- 分類読書感想
武田泰淳著「十三妹」
【あらすじ(最後までのネタバレ有り)】
安公子と結婚した女傑・十三妹は、科挙(会試)に向けて猛勉強する夫を陰ながら助ける一方、包公と襄王の間で二分される国家の戦いにも巻き込まれている。三位(深花)で科挙に合格した夫の祝いの中、十三妹と好敵手・白玉堂は、襄王に使える忍者から挑発を受けた。白玉堂は洞庭湖を目指して去り、翌朝、十三妹も姿を消す。
画像は中公文庫版ですが、私が読んだのは「武田泰淳全集 第九巻」です。
中国三大古典「児女英雄伝」「三侠五義」「儒林外史」を切り貼りしたお話。
女武侠者・十三妹の活躍を描く武侠小説のはずですが、どちらかというと、“出来過ぎた女性と結婚して「妻に守られる夫」の立場に甘んじる男”安公子の苦悩が面白かったです。最後は、安公子が夢の中で十三妹に切られた自分の首が埋まっているのでないか、と地面を見るシーンで終わることもあり、安公子の物語だったように思いました。
肝心の十三妹は、様々に活躍するものの、何を考えて行動しているのか分かりません。特に、忍術を駆使して、安公子を三位合格させてしまうのは少々酷いと思いました。夫の努力を完全に無視しているのか、無駄だと思っているのでしょうか。それなら、なぜ安公子と結婚したのかと思いました。
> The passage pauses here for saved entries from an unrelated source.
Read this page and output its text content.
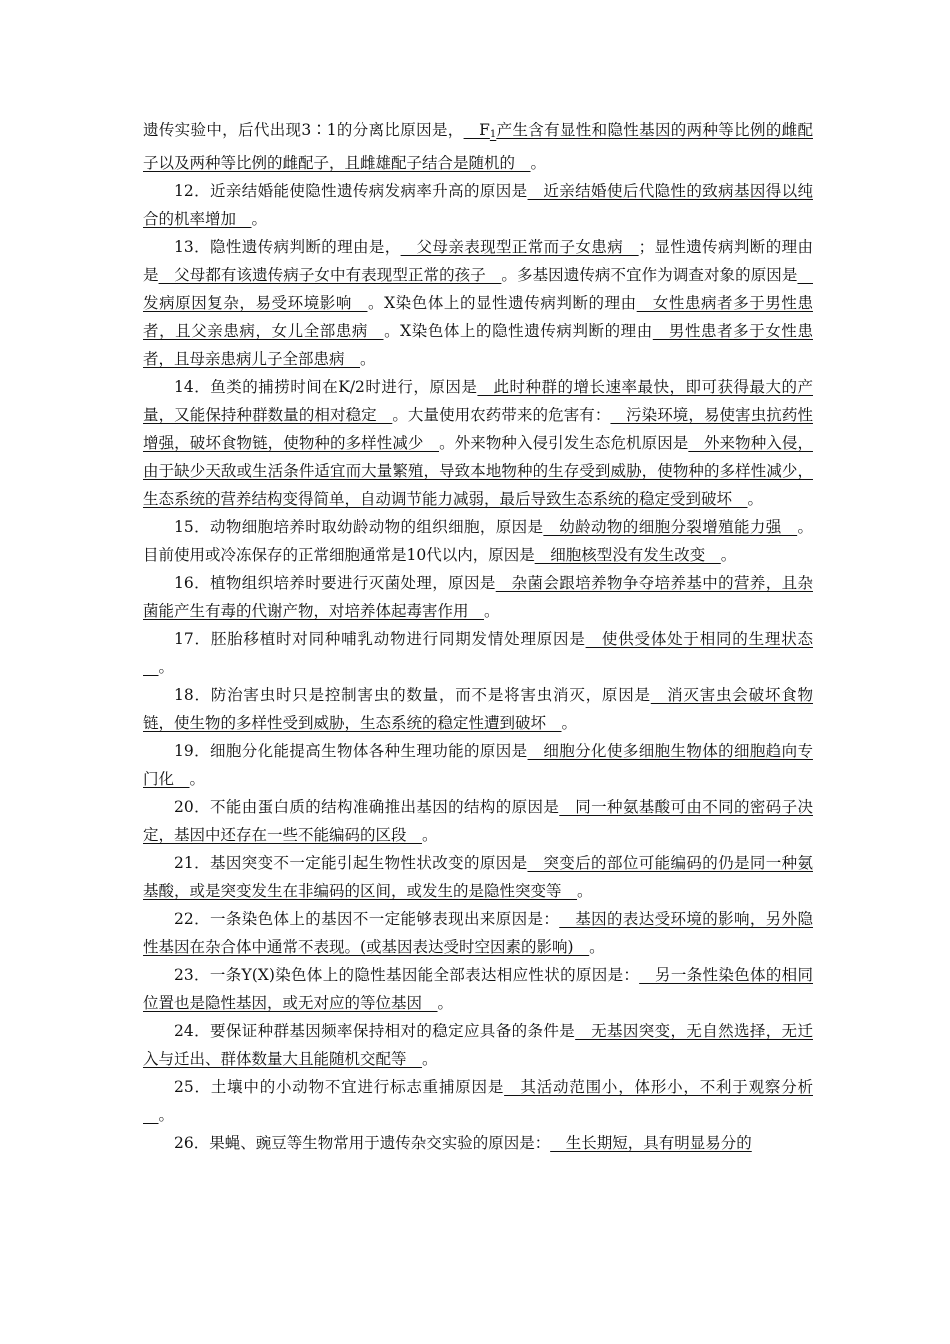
遗传实验中，后代出现3∶1的分离比原因是，$\_\_F_1$产生含有显性和隐性基因的两种等比例的雌配子以及两种等比例的雌配子，且雌雄配子结合是随机的__。

12．近亲结婚能使隐性遗传病发病率升高的原因是__近亲结婚使后代隐性的致病基因得以纯合的机率增加__。

13．隐性遗传病判断的理由是，__父母亲表现型正常而子女患病__；显性遗传病判断的理由是__父母都有该遗传病子女中有表现型正常的孩子__。多基因遗传病不宜作为调查对象的原因是__发病原因复杂，易受环境影响__。X染色体上的显性遗传病判断的理由__女性患病者多于男性患者，且父亲患病，女儿全部患病__。X染色体上的隐性遗传病判断的理由__男性患者多于女性患者，且母亲患病儿子全部患病__。

14．鱼类的捕捞时间在K/2时进行，原因是__此时种群的增长速率最快，即可获得最大的产量，又能保持种群数量的相对稳定__。大量使用农药带来的危害有：__污染环境，易使害虫抗药性增强，破坏食物链，使物种的多样性减少__。外来物种入侵引发生态危机原因是__外来物种入侵，由于缺少天敌或生活条件适宜而大量繁殖，导致本地物种的生存受到威胁，使物种的多样性减少，生态系统的营养结构变得简单，自动调节能力减弱，最后导致生态系统的稳定受到破坏__。

15．动物细胞培养时取幼龄动物的组织细胞，原因是__幼龄动物的细胞分裂增殖能力强__。目前使用或冷冻保存的正常细胞通常是10代以内，原因是__细胞核型没有发生改变__。

16．植物组织培养时要进行灭菌处理，原因是__杂菌会跟培养物争夺培养基中的营养，且杂菌能产生有毒的代谢产物，对培养体起毒害作用__。

17．胚胎移植时对同种哺乳动物进行同期发情处理原因是__使供受体处于相同的生理状态__。

18．防治害虫时只是控制害虫的数量，而不是将害虫消灭，原因是__消灭害虫会破坏食物链，使生物的多样性受到威胁，生态系统的稳定性遭到破坏__。

19．细胞分化能提高生物体各种生理功能的原因是__细胞分化使多细胞生物体的细胞趋向专门化__。

20．不能由蛋白质的结构准确推出基因的结构的原因是__同一种氨基酸可由不同的密码子决定，基因中还存在一些不能编码的区段__。

21．基因突变不一定能引起生物性状改变的原因是__突变后的部位可能编码的仍是同一种氨基酸，或是突变发生在非编码的区间，或发生的是隐性突变等__。

22．一条染色体上的基因不一定能够表现出来原因是：__基因的表达受环境的影响，另外隐性基因在杂合体中通常不表现。(或基因表达受时空因素的影响)__。

23．一条Y(X)染色体上的隐性基因能全部表达相应性状的原因是：__另一条性染色体的相同位置也是隐性基因，或无对应的等位基因__。

24．要保证种群基因频率保持相对的稳定应具备的条件是__无基因突变，无自然选择，无迁入与迁出、群体数量大且能随机交配等__。

25．土壤中的小动物不宜进行标志重捕原因是__其活动范围小，体形小，不利于观察分析__。

26．果蝇、豌豆等生物常用于遗传杂交实验的原因是：__生长期短，具有明显易分的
中国モノなのに、突然現代的な言葉が入ってきたり、作者の発言が混在していたり、台詞の前に発言者名が書いてある箇所もあったり、書きかたはいい加減です。
しかし講談だと思えば、軽く読めて面白いと思いました。
純粋な物語としては尻切れとんぼですし、「ねずみの話」等、唐突で挿入の意味があったか分からないシーンも多く、あらすじを纏めるのには苦労しました。